Hiding hurts. So why do we do it?
You know the story: you’re living life when something happens. You get hurt. Then, you vow to never let yourself get hurt again.
So, you shut yourself down and beef up all the ways you protect yourself. In other words, you start to hide. You hide in hopes that it will keep you safe, but instead, it blocks you from all you need to actually heal.
Why We Hide
Hiding is when we put up walls to protect ourselves from being hurt, but in the process, we create barriers to getting our needs met. Walls might feel good because it can be effective against risks, but walls don’t have filters. When the “bad stuff” can’t be let in, neither can the “good stuff.”
The longer we hide, the more we feel disconnected from ourselves and others. And around the wrong people—even when we try to connect, to open up, to be visible—we end up feeling hurt, dismissed, and unseen, yet again. So, the hiding continues.
When You’ve Been Hiding, You May Notice:
You feel invisible
You feel stuck
You feel alone
You feel like no one gets you
You feel bad, but also feel guilty for feeling bad
You struggle with low self-esteem
You’re burned out or uninspired
You feel trapped in a life you don’t want
You feel incapable of living the life you do want
Still, it makes sense that we hide. It’s scary to balance protecting yourself from harm with allowing in connection. It’s hard to trade in the walls for boundaries, to actively participate in deciding what has access to you and taking on risks in the process.

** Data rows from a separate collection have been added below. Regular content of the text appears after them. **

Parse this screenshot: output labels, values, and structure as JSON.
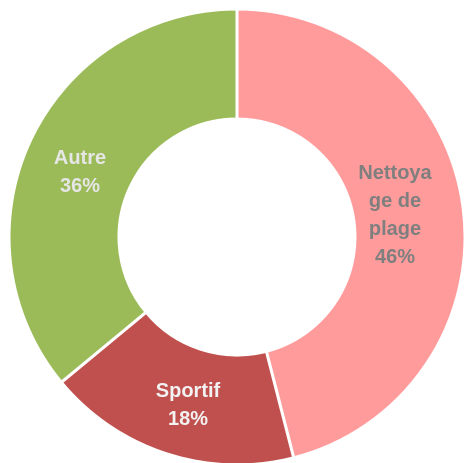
{
  "chart_data": {
    "type": "donut",
    "categories": [
      "Nettoyage de plage",
      "Sportif",
      "Autre"
    ],
    "values": [
      46,
      18,
      36
    ],
    "value_labels": [
      "46%",
      "18%",
      "36%"
    ],
    "colors": [
      "#ff9b9b",
      "#c0504d",
      "#9bbb59"
    ]
  }
}
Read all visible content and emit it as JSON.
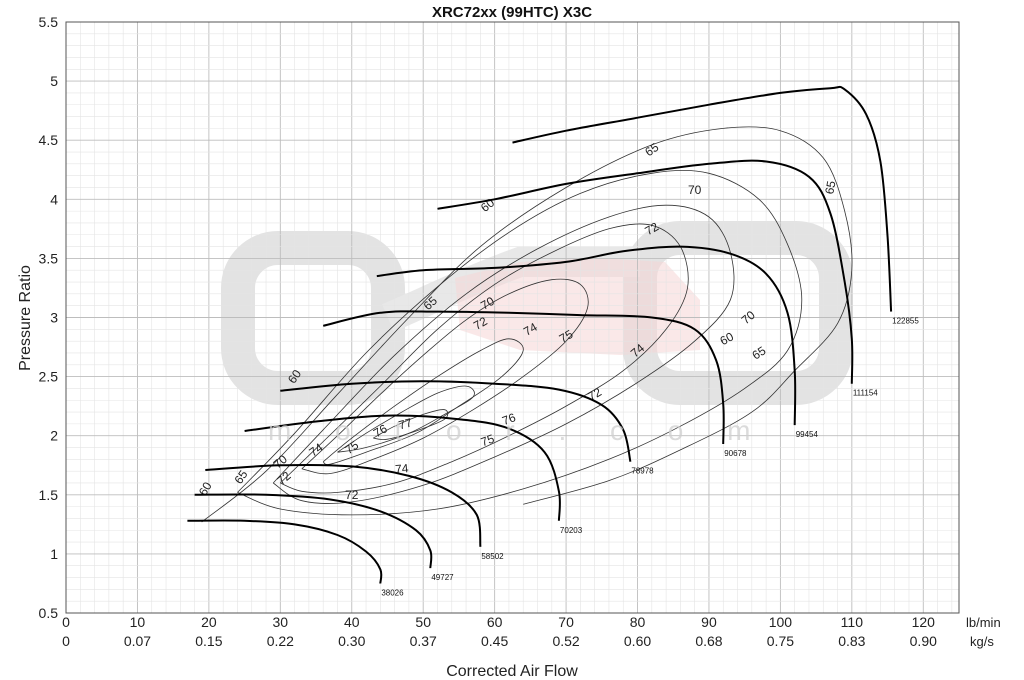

Vulnerability is scary, but hiding *hurts*. It hurts to be cut off from the opportunity to get our needs met.
The shift comes when we realize that, yes, vulnerability is hard, but so is living behind walls. We get to choose our hard.
We get to choose the hard work of sitting with our feelings, of confronting our pasts, of grieving, of unravelling, of unlearning, of opening, of choosing ourselves, of practicing boundaries, and of letting love in.
We get to choose to let ourselves be seen.
That’s my hope for you. That after all you’ve been through, after all the ways you’ve survived, that you choose thriving, you choose healing, you choose to let yourself be seen.